By Leah Nelson, Appleseed Research Director

As Alabama struggles to contain Covid-19, the illness caused by the novel coronavirus that has gripped the world’s attention since January, law enforcement officials and judges across the state have taken bold steps to prioritize public health over punishment by slowing arrests for low-level offenses and releasing from jails individuals who are not a danger to the community.

The results have been extraordinary. Between January and late April, at least 13 counties shrank their jail populations by more than a quarter, according to the Prison Policy Initiative. Baldwin and Houston counties, both notorious for their tough-on-crime conservatism, each reduced their jail population by about a third. Alabama’s largest county, Jefferson, with a jail capacity of 1,200, dropped its population below 650.

These counties’ decisive action has likely saved lives. Nationally, prisons and jails have been hotspots for the virus’ spread. That’s certainly true in Tuscaloosa, which on May 21 acknowledged that 21 inmates and one employee at its jail had tested positive for the virus, even as the city overall saw a 35% increase in the number of cases.

Yet instead of responding by releasing low-level offenders from what could easily become a literal death trap, Tuscaloosa’s police chief has announced plans to round up and jail more people.              Though crime is down in the city, Chief Brent Blankley – who since his appointment in February has overseen roundups of low-level offenders including 116 misdemeanor arrests – announced  this week about a plan to “take our streets back.”

Among other things, he plans to increase traffic stops by buying tint meters. In Tuscaloosa, the crime of “Improper Window Tint” carries a penalty of $182. It also gives police an excuse to pull people over, often leading to additional financial penalties, vehicle searches, arrest, and incarceration for things such as unpaid traffic tickets or marijuana possession.

Blankley’s plan, dubbed “Operation Safe Streets,” is being rolled out as Tuscaloosa’s streets are stalked by a silent, invisible killer that has disproportionately haunted black lives in Alabama and across the country. Although Alabama’s population is about 27% black, 42% of confirmed cases of Covid-19 are within the black population, according to the Alabama Department of Public Health.

“Operation Safe Streets” also rolls out amid breathtaking reminders that black lives are also disproportionately taken by police and vigilante violence. Tuscaloosa has a history of racially biased  police practices. In 2016, the most recent year for which data is available, black residents were 4.1 times as likely as white residents to be arrested for possession of marijuana. This, in a college town; this, amid robust and longstanding evidence that white and black people use marijuana, and therefore possess it, at roughly the same rates.
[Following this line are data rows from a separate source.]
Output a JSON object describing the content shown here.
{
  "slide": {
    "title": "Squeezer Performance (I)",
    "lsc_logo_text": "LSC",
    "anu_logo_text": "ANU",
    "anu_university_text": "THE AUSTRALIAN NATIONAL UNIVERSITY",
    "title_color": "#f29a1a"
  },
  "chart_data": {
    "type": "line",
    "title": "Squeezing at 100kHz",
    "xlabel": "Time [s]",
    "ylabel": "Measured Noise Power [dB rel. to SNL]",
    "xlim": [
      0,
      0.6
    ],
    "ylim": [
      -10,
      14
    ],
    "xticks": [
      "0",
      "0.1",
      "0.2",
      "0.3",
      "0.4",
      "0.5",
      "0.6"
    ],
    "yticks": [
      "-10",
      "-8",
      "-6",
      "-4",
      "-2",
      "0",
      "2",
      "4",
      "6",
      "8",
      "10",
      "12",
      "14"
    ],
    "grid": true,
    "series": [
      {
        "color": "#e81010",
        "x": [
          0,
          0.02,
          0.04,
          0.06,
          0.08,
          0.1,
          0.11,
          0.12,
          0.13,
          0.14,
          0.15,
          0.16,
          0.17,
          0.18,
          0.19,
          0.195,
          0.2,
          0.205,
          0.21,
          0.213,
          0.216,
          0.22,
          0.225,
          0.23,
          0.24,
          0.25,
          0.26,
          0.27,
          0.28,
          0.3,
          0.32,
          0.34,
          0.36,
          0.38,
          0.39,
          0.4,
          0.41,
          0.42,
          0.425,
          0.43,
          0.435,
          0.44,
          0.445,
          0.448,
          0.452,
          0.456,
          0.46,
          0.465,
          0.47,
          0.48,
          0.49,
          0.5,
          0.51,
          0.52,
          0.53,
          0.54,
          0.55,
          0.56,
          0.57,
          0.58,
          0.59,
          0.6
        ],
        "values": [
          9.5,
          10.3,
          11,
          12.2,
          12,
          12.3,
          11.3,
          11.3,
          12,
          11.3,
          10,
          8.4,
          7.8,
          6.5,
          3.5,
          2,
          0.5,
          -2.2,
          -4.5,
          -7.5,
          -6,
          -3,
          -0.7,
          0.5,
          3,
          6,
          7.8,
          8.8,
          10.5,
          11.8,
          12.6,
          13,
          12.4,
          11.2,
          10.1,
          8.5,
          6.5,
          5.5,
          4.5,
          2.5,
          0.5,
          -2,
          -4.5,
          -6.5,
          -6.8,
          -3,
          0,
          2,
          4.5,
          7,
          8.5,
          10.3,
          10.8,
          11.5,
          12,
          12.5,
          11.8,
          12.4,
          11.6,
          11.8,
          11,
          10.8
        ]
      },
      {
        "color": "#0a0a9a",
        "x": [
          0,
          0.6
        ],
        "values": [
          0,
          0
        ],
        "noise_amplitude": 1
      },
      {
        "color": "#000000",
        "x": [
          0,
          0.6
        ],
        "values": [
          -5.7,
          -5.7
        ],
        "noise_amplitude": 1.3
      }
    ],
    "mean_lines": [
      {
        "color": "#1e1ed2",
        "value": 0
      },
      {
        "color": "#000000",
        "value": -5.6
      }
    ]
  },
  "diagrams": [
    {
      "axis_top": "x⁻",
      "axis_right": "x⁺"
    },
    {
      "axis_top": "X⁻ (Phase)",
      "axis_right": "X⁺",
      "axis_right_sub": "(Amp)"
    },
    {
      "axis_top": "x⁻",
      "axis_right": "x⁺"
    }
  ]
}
In an America on edge – and in some places on fire – in response to the death in police custody of a Minneapolis man named George Floyd who told the police officer whose knee rested on his neck, “I can’t breathe,” Tuscaloosa’s police chief has decided the best use of public resources is tint meters that will in all likelihood be used to pull over, cite, arrest, and incarcerate black bodies in a jail that is riddled with a disease that has disproportionately sickened and killed them.

      Tuscaloosa should think hard about what kind of city it wants to be. Right now, it is the kind of city that brags of a plan to funnel residents with windows it deems too dark into a jail unable to protect them from a deadly pathogen. This plan endangers the lives of the people who are arrested, the police who take them into custody, jail employees, and the families and communities they return to.

Operation Safe Streets will put the people of Tuscaloosa in harm’s way. At a time when safe jails are out of reach, it is unconscionable.